En esta minuciosa obra, la autora aborda las cuestiones más dramáticas subyacentes en nuestro imaginario social, en torno a los aberrantes crímenes perpetrados durante los regímenes autoritarios que asolaron la región en la década del setenta del siglo pasado.

El libro no se limita, obviamente, a recrear el catálogo de atrocidades y atropellos cometidos por los militares que se apropiaron compulsivamente del poder, sino a reconstruir la épica de la resistencia y la inclaudicable lucha por la recuperación de las democracias, ultrajadas por los déspotas de turno.

Nutriéndose de diversas fuentes y particularmente de los archivos de Amnistía Internacional, la activista evoca la historia del vasto movimiento opositor que operó en ambas márgenes del Río de la Plata, denunciando permanentemente las violaciones a los derechos humanos, las detenciones ilegales, los secuestros, las desapariciones forzadas, las torturas y los sistemáticos asesinatos de militantes opositores.

Profundizando el abordaje de un tema cuyas secuelas mantienen candente actualidad en nuestro Uruguay, Marisa Ruiz ensaya una visión elocuente retrospectiva acerca de la consagración legal de la dignidad, que contemporáneamente encuentra su gran referente en la Declaración Universal de los Derechos Humanos de la Organización de las Naciones Unidas. Este cuerpo normativo, que nació en la posguerra, tuvo el propósito de construir una suerte de escudo jurídico contra las calamidades derivadas de las dos más sangrientas conflagraciones bélicas del siglo XX.

Sin embargo, lamentablemente, el tiempo se encargó de confirmar que la normativa no logró prevenir ni minimizar esos males, que se reprodujeron grotescamente durante la guerra fría.

De todos modos, como lo señala la autora, este manifiesto y otros textos posteriores, operaron como una suerte de génesis del derecho internacional moderno y de una arquitectura jurídica que sería determinante para luchar contra el flagelo del autoritarismo.

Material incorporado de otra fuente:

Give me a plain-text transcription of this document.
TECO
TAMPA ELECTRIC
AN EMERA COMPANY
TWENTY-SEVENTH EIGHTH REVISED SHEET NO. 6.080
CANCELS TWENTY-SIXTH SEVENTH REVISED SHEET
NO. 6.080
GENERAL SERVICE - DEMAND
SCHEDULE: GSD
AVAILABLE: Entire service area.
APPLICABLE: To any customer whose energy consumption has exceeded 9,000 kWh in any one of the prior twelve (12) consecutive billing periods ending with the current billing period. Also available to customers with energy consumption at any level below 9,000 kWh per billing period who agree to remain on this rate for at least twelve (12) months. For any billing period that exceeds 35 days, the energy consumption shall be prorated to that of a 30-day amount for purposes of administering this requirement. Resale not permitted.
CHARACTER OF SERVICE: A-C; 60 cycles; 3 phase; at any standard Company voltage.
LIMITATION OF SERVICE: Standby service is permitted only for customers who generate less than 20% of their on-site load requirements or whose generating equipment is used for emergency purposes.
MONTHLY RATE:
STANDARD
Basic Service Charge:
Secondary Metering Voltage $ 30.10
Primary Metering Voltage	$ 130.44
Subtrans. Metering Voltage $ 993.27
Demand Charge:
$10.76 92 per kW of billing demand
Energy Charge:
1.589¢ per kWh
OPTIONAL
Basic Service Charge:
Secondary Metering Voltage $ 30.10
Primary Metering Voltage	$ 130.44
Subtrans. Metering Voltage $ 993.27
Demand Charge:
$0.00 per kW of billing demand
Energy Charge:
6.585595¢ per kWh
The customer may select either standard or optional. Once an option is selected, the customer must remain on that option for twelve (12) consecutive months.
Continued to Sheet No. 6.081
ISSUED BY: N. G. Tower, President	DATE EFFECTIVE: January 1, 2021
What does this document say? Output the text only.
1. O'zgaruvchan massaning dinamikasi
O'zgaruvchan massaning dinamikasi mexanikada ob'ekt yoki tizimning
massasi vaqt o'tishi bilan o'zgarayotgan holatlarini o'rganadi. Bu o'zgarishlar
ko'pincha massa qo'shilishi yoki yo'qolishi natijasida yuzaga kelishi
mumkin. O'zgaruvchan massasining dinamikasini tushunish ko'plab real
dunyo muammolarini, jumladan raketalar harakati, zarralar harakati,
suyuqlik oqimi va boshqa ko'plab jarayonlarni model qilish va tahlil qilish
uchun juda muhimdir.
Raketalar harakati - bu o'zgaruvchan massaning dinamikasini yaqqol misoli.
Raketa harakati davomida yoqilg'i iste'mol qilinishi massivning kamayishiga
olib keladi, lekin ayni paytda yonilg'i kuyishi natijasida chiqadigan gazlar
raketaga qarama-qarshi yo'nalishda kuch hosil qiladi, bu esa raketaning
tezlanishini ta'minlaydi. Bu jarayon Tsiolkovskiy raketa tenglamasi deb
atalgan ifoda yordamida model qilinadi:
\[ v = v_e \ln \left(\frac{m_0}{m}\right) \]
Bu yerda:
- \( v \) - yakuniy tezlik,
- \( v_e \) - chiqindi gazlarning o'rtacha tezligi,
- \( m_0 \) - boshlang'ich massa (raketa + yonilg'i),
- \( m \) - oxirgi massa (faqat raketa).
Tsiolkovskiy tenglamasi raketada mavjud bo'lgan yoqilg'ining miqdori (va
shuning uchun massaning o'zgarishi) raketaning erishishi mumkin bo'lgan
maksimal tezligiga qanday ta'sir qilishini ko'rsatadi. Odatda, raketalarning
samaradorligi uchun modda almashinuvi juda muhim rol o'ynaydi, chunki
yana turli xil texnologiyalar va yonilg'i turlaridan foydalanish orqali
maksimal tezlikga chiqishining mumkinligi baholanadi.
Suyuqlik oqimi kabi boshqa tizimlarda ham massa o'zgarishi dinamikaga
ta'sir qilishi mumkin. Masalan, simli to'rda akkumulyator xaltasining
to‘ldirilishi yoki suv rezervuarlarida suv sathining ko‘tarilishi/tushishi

Para la investigadora, resulta sumamente trascendente el rol que desempeñan las organizaciones no gubernamentales en la defensa de los derechos humanos. Uno de los casos más emblemáticos es precisamente el de Amnistía Internacional que, desde su fundación a comienzos de la década del sesenta, se ha dedicado a planificar y ejecutar acciones y campañas en defensa de los derechos civiles y a denunciar los abusos de poder cometidos por los gobiernos.

Enfocando su análisis concreto sobre el caso uruguayo, Marisa Ruiz reconstruye la larga secuencia de violaciones a los derechos humanos, a partir del golpe de Estado de Gabriel Terra en la década del treinta, con lo que desmitifica la tradición de «dictablanda» que se suele tener de este fenómeno autoritario.

Asimismo, corrobora la existencia de abusos que datan de bastante antes de la ruptura institucional de junio de 1973, concentrando muchas de sus denuncias en el pachecato, período en el cual la tortura, la prisión ilegal y la censura de prensa eran frecuentes.

Citando cifras cuantificadas por organizaciones internacionales, la historiadora afirma que en Uruguay se concretaron más de seis mil detenciones arbitrarias de opositores, entre los últimos años de la predictadura y el período de gobierno autoritario.

Invocando y reproduciendo abundante documentación de la época, Marisa Ruiz reconstruye  hasta en sus más mínimos detalles- la campaña internacional contra la tortura impulsada y ejecutada por Amnistía.

Según la autora, aunque se actuó coordinadamente con exiliados políticos, se intentó despolitizar el tema, a los efectos de ganar en credibilidad.

La historiadora da cuenta de la tensa pulseada entre Amnistía Internacional y la dictadura uruguaya, régimen que desestimó todo contacto con la organización, alegando la burda falacia de que esta actuaba en connivencia con el comunismo internacional.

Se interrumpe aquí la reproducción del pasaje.